3 the magic number for Joey Holden

It was only weeks after JJ Delaney’s retirement at a function in Kilkenny’s Cíllin Hill that Brian Cody was approached by a supporter about replacing what the manager himself has described as the greatest defender he has ever seen.

3 the magic number for Joey Holden

“Do you know who you’ll put at full-back?” asked the inquisitive and intrepid fan.

“I do,” returned Cody, with no intention to elaborate. Typical Cody, the man got an answer to the question but not as much information as he would have liked.

Conversations with Cody usually go that way: he’s liable to get more out of you than you of him. But given he has used so very few full-backs in his previous 16 seasons — Noel Hickey, John Tennyson and Delaney — it wouldn’t have taken too much guesswork to figure out just who he had in mind to step into Delaney’s spot.

Conor Fogarty’s name has been mentioned while Paul Murphy took up the mantle for the entirety of the league, even when Joey Holden returned for the relegation final against Clare, after his success with Ballyhale Shamrocks.

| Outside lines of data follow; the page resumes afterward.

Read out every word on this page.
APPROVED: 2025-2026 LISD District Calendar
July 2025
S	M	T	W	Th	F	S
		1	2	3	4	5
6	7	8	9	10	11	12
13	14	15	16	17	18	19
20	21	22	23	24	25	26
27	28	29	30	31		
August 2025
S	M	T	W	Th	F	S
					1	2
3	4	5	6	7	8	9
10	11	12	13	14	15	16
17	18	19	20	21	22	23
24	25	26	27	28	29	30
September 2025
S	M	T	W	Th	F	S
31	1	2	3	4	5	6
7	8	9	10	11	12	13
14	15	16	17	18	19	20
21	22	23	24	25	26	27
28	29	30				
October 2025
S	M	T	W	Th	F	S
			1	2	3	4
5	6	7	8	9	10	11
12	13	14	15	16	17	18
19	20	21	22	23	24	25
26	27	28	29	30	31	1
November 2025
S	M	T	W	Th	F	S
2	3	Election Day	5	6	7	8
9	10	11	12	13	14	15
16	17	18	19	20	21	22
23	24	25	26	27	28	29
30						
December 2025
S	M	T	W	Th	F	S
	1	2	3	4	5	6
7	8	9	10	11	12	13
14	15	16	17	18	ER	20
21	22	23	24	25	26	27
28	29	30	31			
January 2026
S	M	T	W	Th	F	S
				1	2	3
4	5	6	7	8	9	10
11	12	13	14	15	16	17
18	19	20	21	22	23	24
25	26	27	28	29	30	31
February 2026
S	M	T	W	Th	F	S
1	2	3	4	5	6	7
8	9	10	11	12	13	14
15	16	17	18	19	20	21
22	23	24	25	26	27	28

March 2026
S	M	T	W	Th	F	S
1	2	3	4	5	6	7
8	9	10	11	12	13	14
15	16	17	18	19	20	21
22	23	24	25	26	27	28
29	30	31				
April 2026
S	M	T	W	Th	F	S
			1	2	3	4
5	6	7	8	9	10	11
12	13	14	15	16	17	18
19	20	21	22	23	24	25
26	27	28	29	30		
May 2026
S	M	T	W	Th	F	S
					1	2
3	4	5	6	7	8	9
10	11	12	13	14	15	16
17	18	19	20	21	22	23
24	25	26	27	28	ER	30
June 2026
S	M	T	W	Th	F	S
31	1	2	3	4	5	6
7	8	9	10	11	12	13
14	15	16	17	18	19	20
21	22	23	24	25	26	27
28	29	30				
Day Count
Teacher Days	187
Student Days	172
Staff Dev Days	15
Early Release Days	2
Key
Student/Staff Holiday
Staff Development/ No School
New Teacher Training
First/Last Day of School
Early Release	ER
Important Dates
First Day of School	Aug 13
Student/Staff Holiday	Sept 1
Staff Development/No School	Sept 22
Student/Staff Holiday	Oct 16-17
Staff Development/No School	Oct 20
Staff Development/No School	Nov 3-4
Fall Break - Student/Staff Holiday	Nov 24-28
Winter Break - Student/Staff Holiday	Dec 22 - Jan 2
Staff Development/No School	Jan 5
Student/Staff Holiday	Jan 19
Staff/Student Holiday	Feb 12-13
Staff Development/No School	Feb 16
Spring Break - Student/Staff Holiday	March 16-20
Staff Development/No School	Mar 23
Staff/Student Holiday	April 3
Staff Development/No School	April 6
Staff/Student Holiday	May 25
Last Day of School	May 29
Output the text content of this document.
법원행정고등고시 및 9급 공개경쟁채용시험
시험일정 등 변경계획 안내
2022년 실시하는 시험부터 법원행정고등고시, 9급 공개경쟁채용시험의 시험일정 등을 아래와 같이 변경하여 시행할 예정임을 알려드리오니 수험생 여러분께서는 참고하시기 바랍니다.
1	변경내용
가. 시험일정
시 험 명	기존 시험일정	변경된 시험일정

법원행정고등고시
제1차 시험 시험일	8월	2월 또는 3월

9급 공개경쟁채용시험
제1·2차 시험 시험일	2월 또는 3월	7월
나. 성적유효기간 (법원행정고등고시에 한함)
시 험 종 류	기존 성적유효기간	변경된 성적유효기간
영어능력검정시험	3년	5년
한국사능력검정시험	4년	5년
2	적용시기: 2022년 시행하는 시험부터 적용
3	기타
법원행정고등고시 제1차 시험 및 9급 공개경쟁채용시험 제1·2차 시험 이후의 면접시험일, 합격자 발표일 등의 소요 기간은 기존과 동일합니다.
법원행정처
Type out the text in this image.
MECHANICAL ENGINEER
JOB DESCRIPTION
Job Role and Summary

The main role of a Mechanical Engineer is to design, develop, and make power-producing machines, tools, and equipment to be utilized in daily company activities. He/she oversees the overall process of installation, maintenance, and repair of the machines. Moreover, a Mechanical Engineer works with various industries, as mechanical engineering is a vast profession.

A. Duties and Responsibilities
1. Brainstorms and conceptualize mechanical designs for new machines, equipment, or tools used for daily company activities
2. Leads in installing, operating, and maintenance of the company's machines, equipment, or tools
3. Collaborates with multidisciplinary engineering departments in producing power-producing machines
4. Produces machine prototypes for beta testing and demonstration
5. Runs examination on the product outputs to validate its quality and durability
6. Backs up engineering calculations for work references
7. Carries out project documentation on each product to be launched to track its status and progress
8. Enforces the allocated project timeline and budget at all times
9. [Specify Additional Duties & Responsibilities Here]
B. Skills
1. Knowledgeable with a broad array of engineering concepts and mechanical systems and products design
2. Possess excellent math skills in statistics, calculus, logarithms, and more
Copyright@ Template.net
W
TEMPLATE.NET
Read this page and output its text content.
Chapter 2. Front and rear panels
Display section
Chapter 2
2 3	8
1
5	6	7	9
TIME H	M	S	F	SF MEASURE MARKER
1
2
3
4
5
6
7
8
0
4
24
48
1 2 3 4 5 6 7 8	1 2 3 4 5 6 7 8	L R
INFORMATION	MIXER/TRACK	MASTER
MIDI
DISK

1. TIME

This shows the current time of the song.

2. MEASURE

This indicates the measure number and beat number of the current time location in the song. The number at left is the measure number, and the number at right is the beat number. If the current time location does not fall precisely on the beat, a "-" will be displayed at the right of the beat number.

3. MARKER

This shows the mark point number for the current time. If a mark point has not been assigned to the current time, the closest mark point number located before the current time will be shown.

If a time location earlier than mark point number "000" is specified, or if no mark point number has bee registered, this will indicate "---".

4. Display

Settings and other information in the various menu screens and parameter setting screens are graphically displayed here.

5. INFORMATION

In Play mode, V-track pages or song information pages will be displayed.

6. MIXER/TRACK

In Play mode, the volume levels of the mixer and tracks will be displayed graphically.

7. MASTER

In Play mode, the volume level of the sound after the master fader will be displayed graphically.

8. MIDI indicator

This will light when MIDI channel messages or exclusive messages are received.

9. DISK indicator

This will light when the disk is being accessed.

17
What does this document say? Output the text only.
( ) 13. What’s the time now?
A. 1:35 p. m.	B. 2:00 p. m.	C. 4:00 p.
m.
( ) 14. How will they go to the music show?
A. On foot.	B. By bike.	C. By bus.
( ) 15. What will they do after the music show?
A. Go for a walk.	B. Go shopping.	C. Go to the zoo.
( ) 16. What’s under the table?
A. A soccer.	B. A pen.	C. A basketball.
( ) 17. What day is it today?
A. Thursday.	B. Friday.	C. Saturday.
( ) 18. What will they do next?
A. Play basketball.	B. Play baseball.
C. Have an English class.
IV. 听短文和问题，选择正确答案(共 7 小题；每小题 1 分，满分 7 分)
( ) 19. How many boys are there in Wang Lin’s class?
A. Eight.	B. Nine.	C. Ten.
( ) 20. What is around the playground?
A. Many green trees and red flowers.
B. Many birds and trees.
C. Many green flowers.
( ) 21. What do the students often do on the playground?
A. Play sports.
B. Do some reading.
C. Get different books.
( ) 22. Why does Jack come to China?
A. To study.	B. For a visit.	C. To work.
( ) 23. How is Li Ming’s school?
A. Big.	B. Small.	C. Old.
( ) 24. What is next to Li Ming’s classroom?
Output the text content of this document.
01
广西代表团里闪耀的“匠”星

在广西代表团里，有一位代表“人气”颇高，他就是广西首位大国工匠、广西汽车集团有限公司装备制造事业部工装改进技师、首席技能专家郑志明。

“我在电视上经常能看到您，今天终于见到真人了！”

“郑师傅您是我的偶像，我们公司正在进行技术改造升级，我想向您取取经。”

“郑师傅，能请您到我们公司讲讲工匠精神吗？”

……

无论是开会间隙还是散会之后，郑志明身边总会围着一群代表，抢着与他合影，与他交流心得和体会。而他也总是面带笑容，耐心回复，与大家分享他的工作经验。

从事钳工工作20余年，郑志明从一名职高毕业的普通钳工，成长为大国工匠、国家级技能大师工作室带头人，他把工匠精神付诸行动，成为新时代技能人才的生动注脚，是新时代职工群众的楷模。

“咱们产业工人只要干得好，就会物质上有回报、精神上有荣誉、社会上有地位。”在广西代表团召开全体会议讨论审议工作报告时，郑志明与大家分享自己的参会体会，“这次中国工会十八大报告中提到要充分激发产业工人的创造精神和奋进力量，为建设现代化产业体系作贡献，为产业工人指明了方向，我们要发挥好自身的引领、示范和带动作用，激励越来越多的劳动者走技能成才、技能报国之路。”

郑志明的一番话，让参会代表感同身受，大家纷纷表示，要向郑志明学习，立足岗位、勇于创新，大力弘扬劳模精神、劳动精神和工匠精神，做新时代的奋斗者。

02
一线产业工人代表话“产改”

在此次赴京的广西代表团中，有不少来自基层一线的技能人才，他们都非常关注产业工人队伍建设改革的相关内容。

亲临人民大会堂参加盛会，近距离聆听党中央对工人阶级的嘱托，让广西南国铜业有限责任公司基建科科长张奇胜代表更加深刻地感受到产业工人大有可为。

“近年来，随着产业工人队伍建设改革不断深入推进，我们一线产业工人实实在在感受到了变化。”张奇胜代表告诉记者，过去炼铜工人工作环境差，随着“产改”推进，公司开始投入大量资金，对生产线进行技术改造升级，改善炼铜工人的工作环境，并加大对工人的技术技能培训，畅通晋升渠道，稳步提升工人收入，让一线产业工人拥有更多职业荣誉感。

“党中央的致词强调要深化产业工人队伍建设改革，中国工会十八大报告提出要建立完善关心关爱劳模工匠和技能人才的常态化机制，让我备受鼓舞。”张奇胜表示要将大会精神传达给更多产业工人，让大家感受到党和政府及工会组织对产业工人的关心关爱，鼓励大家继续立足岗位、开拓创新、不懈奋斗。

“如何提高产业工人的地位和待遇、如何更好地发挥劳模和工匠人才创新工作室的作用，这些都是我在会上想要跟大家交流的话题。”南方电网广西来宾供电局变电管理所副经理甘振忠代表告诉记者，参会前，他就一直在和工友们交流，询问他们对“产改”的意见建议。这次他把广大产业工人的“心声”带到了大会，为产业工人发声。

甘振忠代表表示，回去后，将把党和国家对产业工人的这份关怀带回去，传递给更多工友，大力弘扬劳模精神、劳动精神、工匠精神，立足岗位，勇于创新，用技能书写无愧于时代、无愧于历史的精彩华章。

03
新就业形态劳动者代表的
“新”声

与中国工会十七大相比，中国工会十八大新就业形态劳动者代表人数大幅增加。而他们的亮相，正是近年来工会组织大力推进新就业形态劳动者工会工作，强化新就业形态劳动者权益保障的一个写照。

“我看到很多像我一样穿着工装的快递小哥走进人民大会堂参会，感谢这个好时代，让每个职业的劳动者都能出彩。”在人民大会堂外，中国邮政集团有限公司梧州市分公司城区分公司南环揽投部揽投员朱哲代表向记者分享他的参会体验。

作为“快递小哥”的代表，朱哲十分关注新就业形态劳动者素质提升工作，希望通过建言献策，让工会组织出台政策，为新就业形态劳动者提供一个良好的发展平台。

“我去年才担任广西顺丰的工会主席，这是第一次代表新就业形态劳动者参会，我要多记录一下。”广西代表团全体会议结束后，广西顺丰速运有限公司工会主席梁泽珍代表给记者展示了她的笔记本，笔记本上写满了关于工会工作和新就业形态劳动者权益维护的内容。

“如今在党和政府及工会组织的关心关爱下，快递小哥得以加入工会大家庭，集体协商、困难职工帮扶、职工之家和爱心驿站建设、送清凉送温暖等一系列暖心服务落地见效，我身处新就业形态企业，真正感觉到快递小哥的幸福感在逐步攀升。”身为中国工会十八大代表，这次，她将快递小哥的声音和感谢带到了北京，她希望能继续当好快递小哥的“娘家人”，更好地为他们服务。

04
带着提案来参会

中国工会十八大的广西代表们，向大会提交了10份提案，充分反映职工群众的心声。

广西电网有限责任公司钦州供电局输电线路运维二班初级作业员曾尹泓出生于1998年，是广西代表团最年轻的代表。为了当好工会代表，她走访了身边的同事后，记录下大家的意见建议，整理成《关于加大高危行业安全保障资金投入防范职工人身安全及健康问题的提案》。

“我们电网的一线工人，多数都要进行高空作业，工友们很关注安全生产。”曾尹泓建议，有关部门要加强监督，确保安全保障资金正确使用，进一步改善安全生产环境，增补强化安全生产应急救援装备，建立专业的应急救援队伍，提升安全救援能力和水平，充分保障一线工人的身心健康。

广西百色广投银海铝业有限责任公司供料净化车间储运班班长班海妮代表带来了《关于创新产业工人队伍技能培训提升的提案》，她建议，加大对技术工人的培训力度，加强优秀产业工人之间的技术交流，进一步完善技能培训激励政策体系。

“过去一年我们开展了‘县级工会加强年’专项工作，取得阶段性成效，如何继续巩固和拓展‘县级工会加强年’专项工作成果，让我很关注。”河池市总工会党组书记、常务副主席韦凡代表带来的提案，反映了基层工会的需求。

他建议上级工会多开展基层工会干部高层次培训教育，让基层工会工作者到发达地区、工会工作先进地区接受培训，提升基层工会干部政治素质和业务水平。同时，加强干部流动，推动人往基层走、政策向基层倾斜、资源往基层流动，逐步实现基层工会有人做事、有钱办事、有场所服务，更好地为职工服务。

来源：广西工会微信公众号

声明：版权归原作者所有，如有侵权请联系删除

But now 12 weeks on, it’s Holden who looks odds-on to be stationed in front of Eoin Murphy. He will at least wear the No 3 jersey and Cody’s thinking became a little clearer about his position when he featured at full-back in the June Bank Holiday Sunday challenge win over Limerick in Inistioge.

Maybe given the history of Kilkenny captains who have found themselves unable to break into the team, (Charlie Carter in 2003, his Shamrocks’ club-mate Michael Fennelly in 2009 and Lester Ryan last year come to mind) Holden, 25 next month, considers inclusion in the Kilkenny defence more of a priority than his position.

“Since JJ left, I suppose there has been a position open. I just try to be as competitive as I can in training, whether it’s full-back or wherever I’m played. You have to give it your all in training first. If you’re given the nod to be picked in matches, just see how it goes. Try and be as competitive as I can. Not let my man get on top.”

A ciotóg like Delaney, it’s not just Holden’s agility and flight of foot that will appeal to Cody. As a left-hander, he has the jump on right-handed forwards (pun not intended). As DJ Carey pointed out before, reaching for the ball with a different hand can make a forward think twice. That split-second hesitation is all a defender needs.

This time last year, the grooming of Holden as the heir apparent to Delaney seemed a distant possibility as he made the right-wing back spot his own from the Leinster semi-final replay win over Galway to the drawn All- Ireland final with Tipperary.

Being dropped for the replay stung him. “You want to play every game. You don’t want to be on the bench or dropped but I learned a lot from it. Hopefully, I can use that as motivation for this year. It’s up to you to be on your mettle to build yourself up and give it your best shot.”

Being such a key protagonist in Ballyhale’s success in Kilkenny and Leinster at the tail-end of last year helped but then he faced the challenge of taking up the full-back mantle for the first time. As he showed against Gort and then Kilmallock in the final, he embraced it with gusto.

“We had a good victory that day,” he says of the March 17 decider. “Things went my way alright. Maybe a couple of mistakes. Overall, it was a good enough performance.

“This year was the first year I’ve been put back there. Usually, I’m half-back or centre-back with the club. It took a few games to get used to that’s your position. I started getting used to it then, enjoyed playing back there.”

He doesn’t see it as a negative that he has yet to play a competitive game at full-back for the county. “A couple of games probably would have been good but we try to make training as competitive as we can so when it comes to a match, you’re right up at that championship level. I don’t think it’s a disadvantage. We still have time to get ourselves ready in training.”

Being able to spar with Henry Shefflin these last five or six years with the club and last year with Kilkenny has been vital to Holden’s nurturing as a defender. Shefflin was principal in a school of hard knocks but Holden gave back what he got too. “Just because it’s Henry Shefflin, you’re not going to go easier — you’re going to go harder. That’s the way you want it. No love lost in training.”

And No 3 is the way it is now for Holden.